Ten slotte kan middelenmisbruik het risico op schizofrenie verhogen wanneer geestverruimende medicijnen worden genomen tijdens tieners of jongvolwassenen. Dit omvat het roken van marihuana, omdat het het risico op psychotische incidenten verhoogt.

Dissociatieve stoornissen, aan de andere kant, ontwikkelen zich meestal als reactie op een traumatische gebeurtenis. Dit kan militaire of fysieke mishandeling zijn, herinneringen die de hersenen proberen te beheersen. De stoornis kan erger worden wanneer een persoon zich overweldigd voelt door stress.

Behandelingsopties

Schizofrenie noch dissociatieve stoornissen kunnen worden genezen, maar ze kunnen op verschillende manieren worden beheerd. Standaardbehandeling voor schizofrenie omvat antipsychotica, psychotherapie en gemeenschapsondersteunende diensten.

Met de juiste medicijnen kunnen hallucinaties en wanen verdwijnen. Ziekenhuisopname kan noodzakelijk zijn voor de veiligheid van zowel de persoon met schizofrenie als degenen om hen heen.

Personen met schizofrenie hebben ook een hoger risico op zelfmoord: 20 procent zelfmoordpoging gebeurt minstens één keer, terwijl 5 tot 6 procent aan zelfmoord sterft.

Zelfmoord kan ook een ernstig probleem zijn voor personen met dissociatieve stoornissen, met name dissociatieve identiteitsstoornis. Meer dan 70 procent van de mensen met een dissociatieve identiteitsstoornis die in een polikliniek worden behandeld, hebben zelfmoord gepleegd. Meerdere zelfmoordpogingen komen vaak voor en zelfverwonding kan frequent voorkomen.

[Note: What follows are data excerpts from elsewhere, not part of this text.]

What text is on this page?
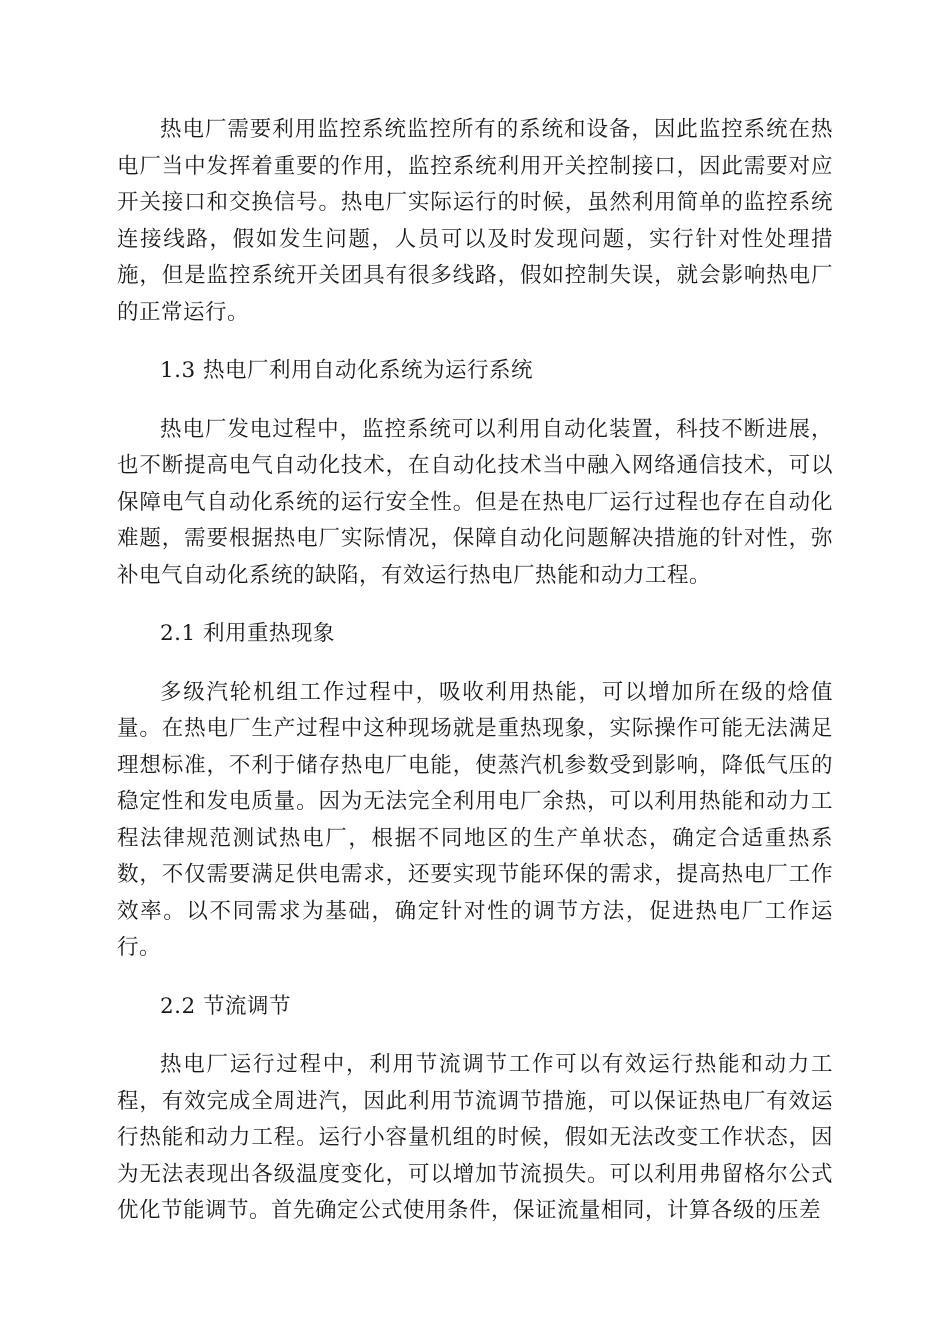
热电厂需要利用监控系统监控所有的系统和设备，因此监控系统在热电厂当中发挥着重要的作用，监控系统利用开关控制接口，因此需要对应开关接口和交换信号。热电厂实际运行的时候，虽然利用简单的监控系统连接线路，假如发生问题，人员可以及时发现问题，实行针对性处理措施，但是监控系统开关团具有很多线路，假如控制失误，就会影响热电厂的正常运行。

1.3 热电厂利用自动化系统为运行系统

热电厂发电过程中，监控系统可以利用自动化装置，科技不断进展，也不断提高电气自动化技术，在自动化技术当中融入网络通信技术，可以保障电气自动化系统的运行安全性。但是在热电厂运行过程也存在自动化难题，需要根据热电厂实际情况，保障自动化问题解决措施的针对性，弥补电气自动化系统的缺陷，有效运行热电厂热能和动力工程。

2.1 利用重热现象

多级汽轮机组工作过程中，吸收利用热能，可以增加所在级的焓值量。在热电厂生产过程中这种现场就是重热现象，实际操作可能无法满足理想标准，不利于储存热电厂电能，使蒸汽机参数受到影响，降低气压的稳定性和发电质量。因为无法完全利用电厂余热，可以利用热能和动力工程法律规范测试热电厂，根据不同地区的生产单状态，确定合适重热系数，不仅需要满足供电需求，还要实现节能环保的需求，提高热电厂工作效率。以不同需求为基础，确定针对性的调节方法，促进热电厂工作运行。

2.2 节流调节

热电厂运行过程中，利用节流调节工作可以有效运行热能和动力工程，有效完成全周进汽，因此利用节流调节措施，可以保证热电厂有效运行热能和动力工程。运行小容量机组的时候，假如无法改变工作状态，因为无法表现出各级温度变化，可以增加节流损失。可以利用弗留格尔公式优化节能调节。首先确定公式使用条件，保证流量相同，计算各级的压差
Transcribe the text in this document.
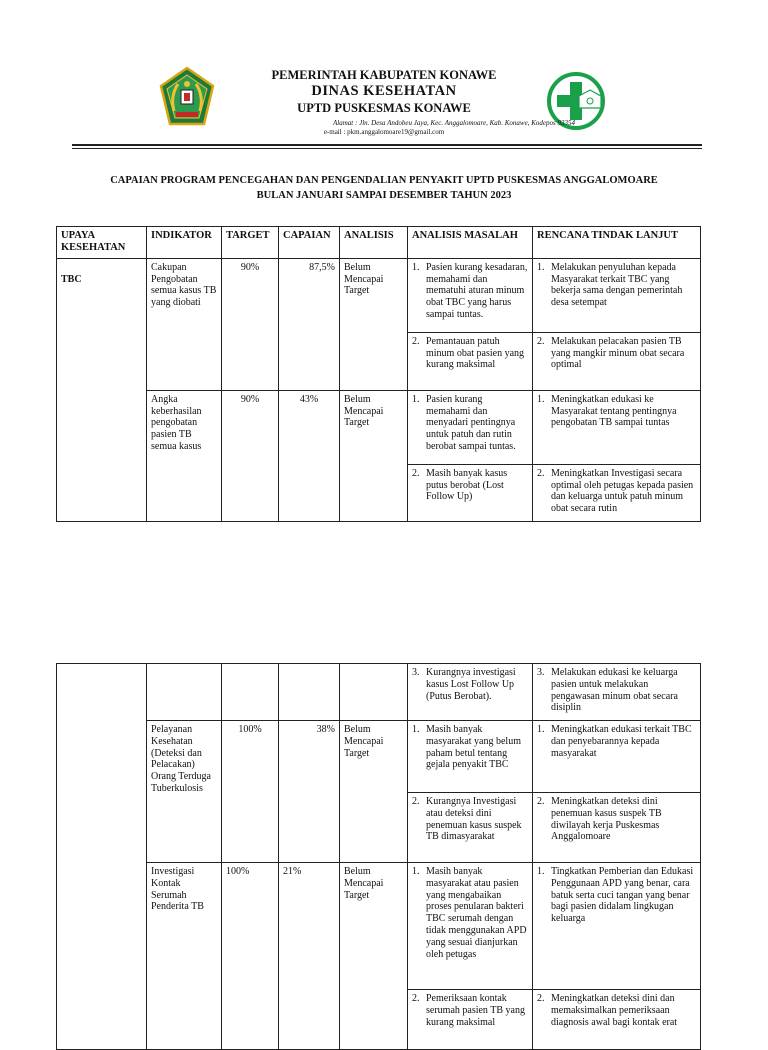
PEMERINTAH KABUPATEN KONAWE
DINAS KESEHATAN
UPTD PUSKESMAS KONAWE
Alamat : Jln. Desa Andobeu Jaya, Kec. Anggalomoare, Kab. Konawe, Kodepos 93354
e-mail : pkm.anggalomoare19@gmail.com
CAPAIAN PROGRAM PENCEGAHAN DAN PENGENDALIAN PENYAKIT UPTD PUSKESMAS ANGGALOMOARE
BULAN JANUARI SAMPAI DESEMBER TAHUN 2023
UPAYA KESEHATAN	INDIKATOR	TARGET	CAPAIAN	ANALISIS	ANALISIS MASALAH	RENCANA TINDAK LANJUT

TBC	Cakupan Pengobatan semua kasus TB yang diobati	90%	87,5%	Belum Mencapai Target	1. Pasien kurang kesadaran, memahami dan mematuhi aturan minum obat TBC yang harus sampai tuntas.	1. Melakukan penyuluhan kepada Masyarakat terkait TBC yang bekerja sama dengan pemerintah desa setempat

					2. Pemantauan patuh minum obat pasien yang kurang maksimal	2. Melakukan pelacakan pasien TB yang mangkir minum obat secara optimal

	Angka keberhasilan pengobatan pasien TB semua kasus	90%	43%	Belum Mencapai Target	1. Pasien kurang memahami dan menyadari pentingnya untuk patuh dan rutin berobat sampai tuntas.	1. Meningkatkan edukasi ke Masyarakat tentang pentingnya pengobatan TB sampai tuntas

					2. Masih banyak kasus putus berobat (Lost Follow Up)	2. Meningkatkan Investigasi secara optimal oleh petugas kepada pasien dan keluarga untuk patuh minum obat secara rutin

					3. Kurangnya investigasi kasus Lost Follow Up (Putus Berobat).	3. Melakukan edukasi ke keluarga pasien untuk melakukan pengawasan minum obat secara disiplin

	Pelayanan Kesehatan (Deteksi dan Pelacakan) Orang Terduga Tuberkulosis	100%	38%	Belum Mencapai Target	1. Masih banyak masyarakat yang belum paham betul tentang gejala penyakit TBC	1. Meningkatkan edukasi terkait TBC dan penyebarannya kepada masyarakat

					2. Kurangnya Investigasi atau deteksi dini penemuan kasus suspek TB dimasyarakat	2. Meningkatkan deteksi dini penemuan kasus suspek TB diwilayah kerja Puskesmas Anggalomoare

	Investigasi Kontak Serumah Penderita TB	100%	21%	Belum Mencapai Target	1. Masih banyak masyarakat atau pasien yang mengabaikan proses penularan bakteri TBC serumah dengan tidak menggunakan APD yang sesuai dianjurkan oleh petugas	1. Tingkatkan Pemberian dan Edukasi Penggunaan APD yang benar, cara batuk serta cuci tangan yang benar bagi pasien didalam lingkugan keluarga

					2. Pemeriksaan kontak serumah pasien TB yang kurang maksimal	2. Meningkatkan deteksi dini dan memaksimalkan pemeriksaan diagnosis awal bagi kontak erat
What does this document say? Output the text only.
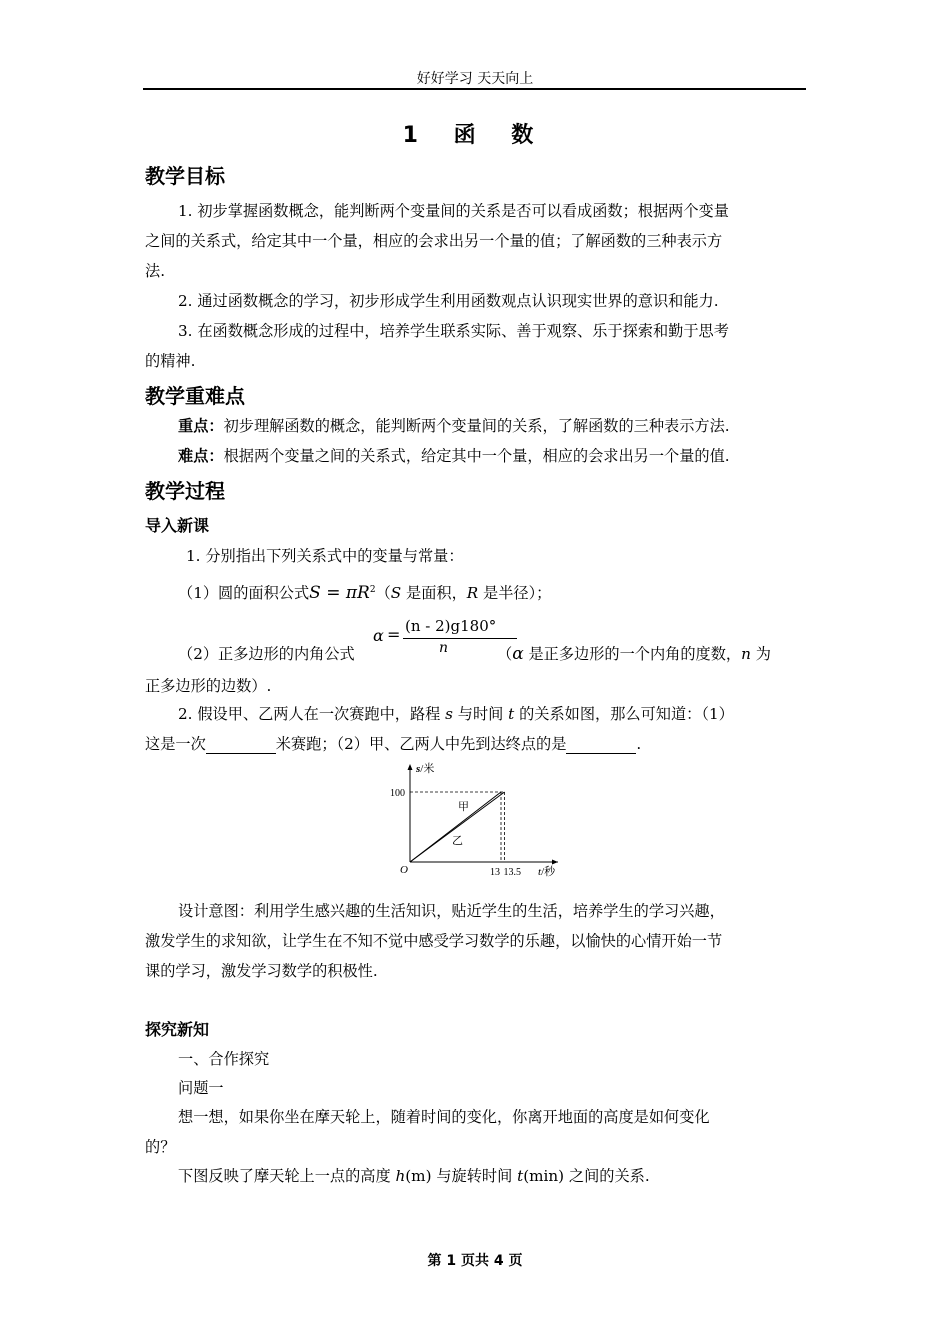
好好学习 天天向上
1 函 数
教学目标
1. 初步掌握函数概念，能判断两个变量间的关系是否可以看成函数；根据两个变量
之间的关系式，给定其中一个量，相应的会求出另一个量的值；了解函数的三种表示方
法.
2. 通过函数概念的学习，初步形成学生利用函数观点认识现实世界的意识和能力.
3. 在函数概念形成的过程中，培养学生联系实际、善于观察、乐于探索和勤于思考
的精神.
教学重难点
重点：初步理解函数的概念，能判断两个变量间的关系，了解函数的三种表示方法.
难点：根据两个变量之间的关系式，给定其中一个量，相应的会求出另一个量的值.
教学过程
导入新课
1. 分别指出下列关系式中的变量与常量：
（1）圆的面积公式$S = \pi R^2(S$ 是面积，R 是半径）；
（2）正多边形的内角公式
α = (n - 2)g180°
n	（α 是正多边形的一个内角的度数，n 为
正多边形的边数）.
2. 假设甲、乙两人在一次赛跑中，路程 s 与时间 t 的关系如图，那么可知道：（1）
这是一次	米赛跑；（2）甲、乙两人中先到达终点的是	.
s/米
t/秒
O
100
13 13.5
甲
乙
设计意图：利用学生感兴趣的生活知识，贴近学生的生活，培养学生的学习兴趣，
激发学生的求知欲，让学生在不知不觉中感受学习数学的乐趣，以愉快的心情开始一节
课的学习，激发学习数学的积极性.
探究新知
一、合作探究
问题一
想一想，如果你坐在摩天轮上，随着时间的变化，你离开地面的高度是如何变化
的？
下图反映了摩天轮上一点的高度 h(m) 与旋转时间 t(min) 之间的关系.
第 1 页共 4 页
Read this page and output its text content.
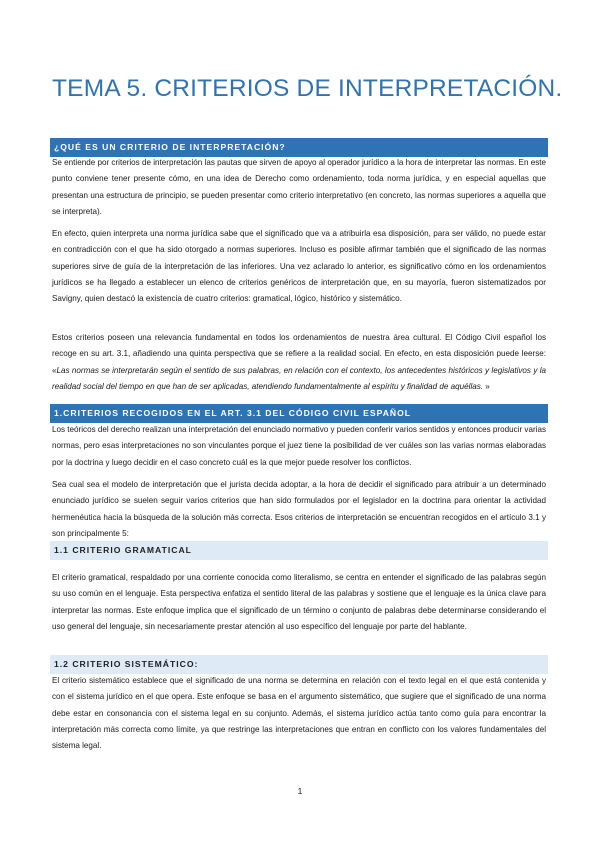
TEMA 5. CRITERIOS DE INTERPRETACIÓN.
¿QUÉ ES UN CRITERIO DE INTERPRETACIÓN?

Se entiende por criterios de interpretación las pautas que sirven de apoyo al operador jurídico a la hora de interpretar las normas. En este punto conviene tener presente cómo, en una idea de Derecho como ordenamiento, toda norma jurídica, y en especial aquellas que presentan una estructura de principio, se pueden presentar como criterio interpretativo (en concreto, las normas superiores a aquella que se interpreta).

En efecto, quien interpreta una norma jurídica sabe que el significado que va a atribuirla esa disposición, para ser válido, no puede estar en contradicción con el que ha sido otorgado a normas superiores. Incluso es posible afirmar también que el significado de las normas superiores sirve de guía de la interpretación de las inferiores. Una vez aclarado lo anterior, es significativo cómo en los ordenamientos jurídicos se ha llegado a establecer un elenco de criterios genéricos de interpretación que, en su mayoría, fueron sistematizados por Savigny, quien destacó la existencia de cuatro criterios: gramatical, lógico, histórico y sistemático.

Estos criterios poseen una relevancia fundamental en todos los ordenamientos de nuestra área cultural. El Código Civil español los recoge en su art. 3.1, añadiendo una quinta perspectiva que se refiere a la realidad social. En efecto, en esta disposición puede leerse: «Las normas se interpretarán según el sentido de sus palabras, en relación con el contexto, los antecedentes históricos y legislativos y la realidad social del tiempo en que han de ser aplicadas, atendiendo fundamentalmente al espíritu y finalidad de aquéllas. »

1.CRITERIOS RECOGIDOS EN EL ART. 3.1 DEL CÓDIGO CIVIL ESPAÑOL

Los teóricos del derecho realizan una interpretación del enunciado normativo y pueden conferir varios sentidos y entonces producir varias normas, pero esas interpretaciones no son vinculantes porque el juez tiene la posibilidad de ver cuáles son las varias normas elaboradas por la doctrina y luego decidir en el caso concreto cuál es la que mejor puede resolver los conflictos.

Sea cual sea el modelo de interpretación que el jurista decida adoptar, a la hora de decidir el significado para atribuir a un determinado enunciado jurídico se suelen seguir varios criterios que han sido formulados por el legislador en la doctrina para orientar la actividad hermenéutica hacia la búsqueda de la solución más correcta. Esos criterios de interpretación se encuentran recogidos en el artículo 3.1 y son principalmente 5:

1.1 CRITERIO GRAMATICAL

El criterio gramatical, respaldado por una corriente conocida como literalismo, se centra en entender el significado de las palabras según su uso común en el lenguaje. Esta perspectiva enfatiza el sentido literal de las palabras y sostiene que el lenguaje es la única clave para interpretar las normas. Este enfoque implica que el significado de un término o conjunto de palabras debe determinarse considerando el uso general del lenguaje, sin necesariamente prestar atención al uso específico del lenguaje por parte del hablante.

1.2 CRITERIO SISTEMÁTICO:

El criterio sistemático establece que el significado de una norma se determina en relación con el texto legal en el que está contenida y con el sistema jurídico en el que opera. Este enfoque se basa en el argumento sistemático, que sugiere que el significado de una norma debe estar en consonancia con el sistema legal en su conjunto. Además, el sistema jurídico actúa tanto como guía para encontrar la interpretación más correcta como límite, ya que restringe las interpretaciones que entran en conflicto con los valores fundamentales del sistema legal.

1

Dissociatieve stoornissen worden vaak behandeld met praattherapie. Behandelingsopties kunnen cognitieve gedragstherapie (CGT) , dialectische gedragstherapie (DBT) , oogbewegingsdesensitisatie en opwerking (EMDR) en antidepressiva of andere medicijnen omvatten.

Een woord van

Zowel schizofrenie als dissociatieve stoornissen zijn hoogst onbegrepen aandoeningen. Met de juiste behandeling kunnen mensen met schizofrenie of een dissociatieve stoornis productieve, belonende levens leiden.

> Bronnen:

> Bob P, Mashour G. Schizofrenie, dissociatie en bewustzijn. Bewustzijn en cognitie . 2011; 20 (4): 1042-1049.

> Diagnostisch en statistisch handboek voor psychische stoornissen: DSM-5 . Washington, DC: American Psychiatric Publishing; 2014.

> Tanner J, Wyss D, Perron N, Rufer M, Mueller-Pfeiffer C. Frequentie en kenmerken van zelfmoordpogingen bij dissociatieve identiteitsstoornissen: een 12 maanden durende vervolgstudie bij poliklinische poliklinische patiënten in Zwitserland. European Journal of Trauma & Dissociation . 2017, 1 (4): 235-239.